8.3 Paths and directories

Paths and directories are a little complicated because there are two basic styles of paths: Mac/Linux and Windows. There are three chief ways in which they differ:

  1. The most important difference is how you separate the components of the path. Mac and Linux uses slashes (e.g. plots/diamonds.pdf) and Windows uses backslashes (e.g. plots\diamonds.pdf). Python can work with either type (no matter what platform you’re currently using), but unfortunately, backslashes mean something special to Python, and to get a single backslash in the path, you need to type two backslashes! That makes life frustrating, so I recommend always using the Linux/Mac style with forward slashes.

  2. Absolute paths (i.e. paths that point to the same place regardless of your working directory) look different. In Windows they start with a drive letter (e.g. C:) or two backslashes (e.g. \\servername) and in Mac/Linux they start with a slash “/” (e.g. /users/hathaway). You should never use absolute paths in your scripts, because they hinder sharing: no one else will have exactly the same directory configuration as you.

  3. The last minor difference is the place that ~ points to. ~ is a convenient shortcut to your home directory. Windows doesn’t really have the notion of a home directory, so it instead points to your documents directory.

8.4 VS Code workspaces

Python experts keep all the files associated with a project together — input data, Python scripts, analytical results, figures. This is such a wise and common practice that VS Code has built-in support for this via workspaces.

Let’s make a workspace for you to use while you’re working through the rest of this book. Click File > Open and select a newly created folder for your work. New Project, then:

Name your folder python4ds and think carefully about which subdirectory you put the folder in. If you don’t store it somewhere sensible, it will be hard to find it in the future!

Once this process is complete, you’ll get a new VS Code workspace just for this book. Under the Welcome screen select ‘New File’ and save the file, calling it “diamonds.py”. Upon saving the file as a Python file VS Code will make sure your workspace is setup to work with Python with a few prompts.

Check that the “home” directory of your workspace is the current working directory:

import os
os.getcwd()
#> '/Users/hathawayj/Downloads/python4ds'

Whenever you refer to a file with a relative path it will look for it here.

Now enter the following commands in the script editor, and save the file, calling it “diamonds.py”. Next, run the complete script which will save a PNG, CSV, and JSON file into your project directory.
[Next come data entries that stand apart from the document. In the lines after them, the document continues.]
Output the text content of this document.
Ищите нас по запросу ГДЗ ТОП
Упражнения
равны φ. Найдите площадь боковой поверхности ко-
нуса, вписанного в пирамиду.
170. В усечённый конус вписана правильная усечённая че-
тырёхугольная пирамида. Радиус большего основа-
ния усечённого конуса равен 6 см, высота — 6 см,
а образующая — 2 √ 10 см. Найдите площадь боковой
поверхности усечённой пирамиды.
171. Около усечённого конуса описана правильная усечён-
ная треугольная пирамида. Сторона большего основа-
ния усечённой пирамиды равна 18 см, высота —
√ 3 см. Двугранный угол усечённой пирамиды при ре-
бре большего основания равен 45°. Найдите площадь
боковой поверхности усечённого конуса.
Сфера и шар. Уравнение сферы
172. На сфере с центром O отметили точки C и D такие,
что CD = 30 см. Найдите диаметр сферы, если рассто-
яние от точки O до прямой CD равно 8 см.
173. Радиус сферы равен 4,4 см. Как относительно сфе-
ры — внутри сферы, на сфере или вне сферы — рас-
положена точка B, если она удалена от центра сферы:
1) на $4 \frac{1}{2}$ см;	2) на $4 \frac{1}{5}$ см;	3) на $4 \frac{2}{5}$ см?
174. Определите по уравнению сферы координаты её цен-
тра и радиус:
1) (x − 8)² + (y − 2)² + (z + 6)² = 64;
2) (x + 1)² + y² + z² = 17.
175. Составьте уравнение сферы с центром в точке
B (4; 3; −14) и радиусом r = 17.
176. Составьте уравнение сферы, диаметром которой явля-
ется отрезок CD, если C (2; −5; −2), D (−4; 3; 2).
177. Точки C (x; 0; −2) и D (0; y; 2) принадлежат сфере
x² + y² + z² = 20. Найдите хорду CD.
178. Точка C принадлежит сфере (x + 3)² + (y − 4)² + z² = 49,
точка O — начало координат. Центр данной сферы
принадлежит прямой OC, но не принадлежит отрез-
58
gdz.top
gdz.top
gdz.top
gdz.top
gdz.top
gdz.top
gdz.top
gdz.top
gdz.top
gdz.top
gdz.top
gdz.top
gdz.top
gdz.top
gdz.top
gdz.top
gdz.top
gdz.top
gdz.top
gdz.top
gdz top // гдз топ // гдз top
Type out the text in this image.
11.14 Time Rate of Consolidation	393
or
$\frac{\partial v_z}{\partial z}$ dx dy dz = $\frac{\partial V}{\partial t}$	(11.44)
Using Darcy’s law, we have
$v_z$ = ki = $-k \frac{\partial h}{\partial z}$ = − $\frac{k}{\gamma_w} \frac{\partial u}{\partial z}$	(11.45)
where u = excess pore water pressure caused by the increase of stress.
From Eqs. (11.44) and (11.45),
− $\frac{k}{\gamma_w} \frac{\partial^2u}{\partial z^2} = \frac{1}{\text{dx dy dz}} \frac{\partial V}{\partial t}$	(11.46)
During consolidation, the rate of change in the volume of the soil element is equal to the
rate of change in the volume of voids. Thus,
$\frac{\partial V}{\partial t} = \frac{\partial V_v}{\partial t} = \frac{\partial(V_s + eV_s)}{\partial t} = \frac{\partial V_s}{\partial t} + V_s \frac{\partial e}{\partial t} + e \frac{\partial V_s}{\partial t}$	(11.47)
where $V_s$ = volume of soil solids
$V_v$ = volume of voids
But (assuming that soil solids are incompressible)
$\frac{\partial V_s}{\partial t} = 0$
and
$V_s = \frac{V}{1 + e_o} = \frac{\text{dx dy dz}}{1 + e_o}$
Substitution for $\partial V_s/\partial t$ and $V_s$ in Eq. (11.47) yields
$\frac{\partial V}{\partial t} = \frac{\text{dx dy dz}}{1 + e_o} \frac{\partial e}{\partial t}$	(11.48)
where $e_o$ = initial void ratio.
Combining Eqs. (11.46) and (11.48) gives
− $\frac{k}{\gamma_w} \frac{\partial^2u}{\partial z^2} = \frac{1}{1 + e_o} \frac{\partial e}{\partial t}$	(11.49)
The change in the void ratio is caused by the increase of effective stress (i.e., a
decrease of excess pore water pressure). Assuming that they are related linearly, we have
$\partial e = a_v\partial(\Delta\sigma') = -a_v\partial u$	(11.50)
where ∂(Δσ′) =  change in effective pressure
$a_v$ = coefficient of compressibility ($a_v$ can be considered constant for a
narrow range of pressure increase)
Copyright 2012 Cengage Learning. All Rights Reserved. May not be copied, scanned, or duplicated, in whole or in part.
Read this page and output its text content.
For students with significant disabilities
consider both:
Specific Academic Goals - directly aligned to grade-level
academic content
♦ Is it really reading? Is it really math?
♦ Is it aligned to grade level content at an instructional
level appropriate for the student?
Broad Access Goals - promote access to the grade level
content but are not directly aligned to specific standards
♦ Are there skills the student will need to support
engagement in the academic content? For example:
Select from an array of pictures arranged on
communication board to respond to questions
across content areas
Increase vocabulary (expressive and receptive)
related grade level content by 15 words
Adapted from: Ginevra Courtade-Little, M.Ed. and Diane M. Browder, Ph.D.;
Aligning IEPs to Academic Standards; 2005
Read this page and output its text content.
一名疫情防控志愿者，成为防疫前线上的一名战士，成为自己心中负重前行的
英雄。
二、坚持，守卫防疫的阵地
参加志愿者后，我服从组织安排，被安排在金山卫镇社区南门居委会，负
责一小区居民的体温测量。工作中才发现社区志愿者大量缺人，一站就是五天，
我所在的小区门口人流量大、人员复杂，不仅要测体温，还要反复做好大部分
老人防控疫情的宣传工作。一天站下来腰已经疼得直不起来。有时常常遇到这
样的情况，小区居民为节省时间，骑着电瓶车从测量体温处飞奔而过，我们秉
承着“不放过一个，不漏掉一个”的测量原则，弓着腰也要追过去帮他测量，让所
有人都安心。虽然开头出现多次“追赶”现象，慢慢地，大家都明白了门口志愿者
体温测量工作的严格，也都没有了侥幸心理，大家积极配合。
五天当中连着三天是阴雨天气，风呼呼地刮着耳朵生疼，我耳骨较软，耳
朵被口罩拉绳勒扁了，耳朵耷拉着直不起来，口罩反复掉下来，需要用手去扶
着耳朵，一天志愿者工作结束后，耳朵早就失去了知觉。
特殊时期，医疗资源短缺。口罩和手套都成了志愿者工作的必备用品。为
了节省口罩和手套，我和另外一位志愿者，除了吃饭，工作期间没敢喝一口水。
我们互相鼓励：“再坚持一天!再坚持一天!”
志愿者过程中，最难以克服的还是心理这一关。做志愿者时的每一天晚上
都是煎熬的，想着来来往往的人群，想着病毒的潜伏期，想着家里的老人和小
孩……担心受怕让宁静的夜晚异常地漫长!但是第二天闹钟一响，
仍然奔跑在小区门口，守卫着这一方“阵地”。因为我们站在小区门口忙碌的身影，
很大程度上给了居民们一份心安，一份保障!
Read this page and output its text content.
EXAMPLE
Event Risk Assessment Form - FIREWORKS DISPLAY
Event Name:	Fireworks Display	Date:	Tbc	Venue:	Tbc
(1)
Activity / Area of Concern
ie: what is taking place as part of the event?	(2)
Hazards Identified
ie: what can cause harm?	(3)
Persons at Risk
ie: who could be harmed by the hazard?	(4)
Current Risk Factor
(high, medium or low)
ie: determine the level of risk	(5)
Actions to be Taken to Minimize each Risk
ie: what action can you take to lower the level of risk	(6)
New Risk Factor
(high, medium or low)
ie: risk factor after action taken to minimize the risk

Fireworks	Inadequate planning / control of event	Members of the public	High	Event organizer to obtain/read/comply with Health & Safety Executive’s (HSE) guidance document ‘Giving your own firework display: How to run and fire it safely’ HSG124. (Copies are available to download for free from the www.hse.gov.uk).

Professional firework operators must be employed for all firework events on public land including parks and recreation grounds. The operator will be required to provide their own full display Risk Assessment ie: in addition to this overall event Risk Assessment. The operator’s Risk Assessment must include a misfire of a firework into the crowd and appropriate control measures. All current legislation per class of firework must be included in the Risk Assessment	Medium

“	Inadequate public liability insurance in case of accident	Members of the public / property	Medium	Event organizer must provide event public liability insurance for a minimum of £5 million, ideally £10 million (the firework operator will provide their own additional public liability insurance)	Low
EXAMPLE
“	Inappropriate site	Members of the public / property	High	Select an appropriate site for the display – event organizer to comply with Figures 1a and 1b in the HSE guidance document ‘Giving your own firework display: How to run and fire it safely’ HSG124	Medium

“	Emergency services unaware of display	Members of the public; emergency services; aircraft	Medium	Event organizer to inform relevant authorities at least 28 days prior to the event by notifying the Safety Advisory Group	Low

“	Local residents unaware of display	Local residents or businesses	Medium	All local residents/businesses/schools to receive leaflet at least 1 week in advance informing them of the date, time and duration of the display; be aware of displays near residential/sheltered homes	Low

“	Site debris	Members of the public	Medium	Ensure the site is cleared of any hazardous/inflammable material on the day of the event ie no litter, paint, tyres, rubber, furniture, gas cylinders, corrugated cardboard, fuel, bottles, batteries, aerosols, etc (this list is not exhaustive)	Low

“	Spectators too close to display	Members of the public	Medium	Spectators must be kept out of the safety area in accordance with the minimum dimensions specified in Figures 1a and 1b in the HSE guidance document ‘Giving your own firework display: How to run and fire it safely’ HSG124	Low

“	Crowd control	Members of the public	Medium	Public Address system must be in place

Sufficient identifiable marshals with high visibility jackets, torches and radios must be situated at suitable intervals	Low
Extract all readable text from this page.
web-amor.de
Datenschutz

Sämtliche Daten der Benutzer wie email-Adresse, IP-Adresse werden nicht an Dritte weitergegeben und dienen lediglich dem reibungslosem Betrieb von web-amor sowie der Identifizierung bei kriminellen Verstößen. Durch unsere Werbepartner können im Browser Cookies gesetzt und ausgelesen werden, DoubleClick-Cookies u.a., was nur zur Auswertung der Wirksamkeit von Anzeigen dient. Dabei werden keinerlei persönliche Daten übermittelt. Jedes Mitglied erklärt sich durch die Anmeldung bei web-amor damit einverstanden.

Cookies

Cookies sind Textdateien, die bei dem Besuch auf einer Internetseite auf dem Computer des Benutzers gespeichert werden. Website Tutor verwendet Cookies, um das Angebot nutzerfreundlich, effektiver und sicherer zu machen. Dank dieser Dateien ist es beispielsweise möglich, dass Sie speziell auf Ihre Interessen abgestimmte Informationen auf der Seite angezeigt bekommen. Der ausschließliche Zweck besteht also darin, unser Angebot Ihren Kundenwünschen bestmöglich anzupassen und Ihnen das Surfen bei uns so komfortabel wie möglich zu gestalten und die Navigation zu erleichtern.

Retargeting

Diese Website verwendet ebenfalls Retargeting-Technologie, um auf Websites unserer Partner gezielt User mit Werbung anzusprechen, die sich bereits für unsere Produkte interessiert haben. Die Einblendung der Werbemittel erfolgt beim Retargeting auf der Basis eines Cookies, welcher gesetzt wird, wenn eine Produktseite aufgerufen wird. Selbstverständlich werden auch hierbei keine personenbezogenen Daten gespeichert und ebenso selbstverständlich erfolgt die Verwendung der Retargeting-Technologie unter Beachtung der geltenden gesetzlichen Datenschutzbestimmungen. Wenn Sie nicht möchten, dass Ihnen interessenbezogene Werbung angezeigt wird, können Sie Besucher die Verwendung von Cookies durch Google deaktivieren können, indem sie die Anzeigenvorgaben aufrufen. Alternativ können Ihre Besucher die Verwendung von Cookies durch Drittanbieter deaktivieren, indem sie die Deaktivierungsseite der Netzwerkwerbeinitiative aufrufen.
Don’t worry about the details, you’ll learn them later in the book.

import pandas as pd 
import altair as alt 

alt.data_transformers.enable('json')

url_path = "https://github.com/byuidatascience/data4python4ds/raw/master/data-raw/diamonds/diamonds.csv"

diamonds = pd.read_csv(url_path)

chart = (alt.Chart(diamonds)
    .encode(
      x = alt.X("carat", bin=True),
      y = alt.Y("price", bin=True),
      size = "count()"
      )
    .mark_circle())
    
chart.save("diamonds.png")

diamonds.to_csv("diamonds.csv")

Inspect the folder associated with your project — notice the .vscode folder. Double-click that folder to see the default workspace settings for your project. You can read more about VS code workspaces to understand the other available options.

In your favorite OS-specific way, search your computer for diamonds.png and you will find the PNG (no surprise) but also the script that created it (diamonds.py). This is huge win! One day you will want to remake a figure or just understand where it came from. If you rigorously save figures to files with Python code and never with the mouse or the clipboard, you will be able to reproduce old work with ease!

8.5 Summary

In summary, VS Code workspaces give you a solid workflow that will serve you well in the future:

  • Create an workspace for each data analysis project.

  • Keep data files there; we’ll talk about loading them into Python in data import.

  • Keep scripts there; edit them, run them in bits or as a whole.

  • Save your outputs (plots and cleaned data) there.

  • Only ever use relative paths, not absolute paths.

Everything you need is in one place, and cleanly separated from all the other projects that you are working on.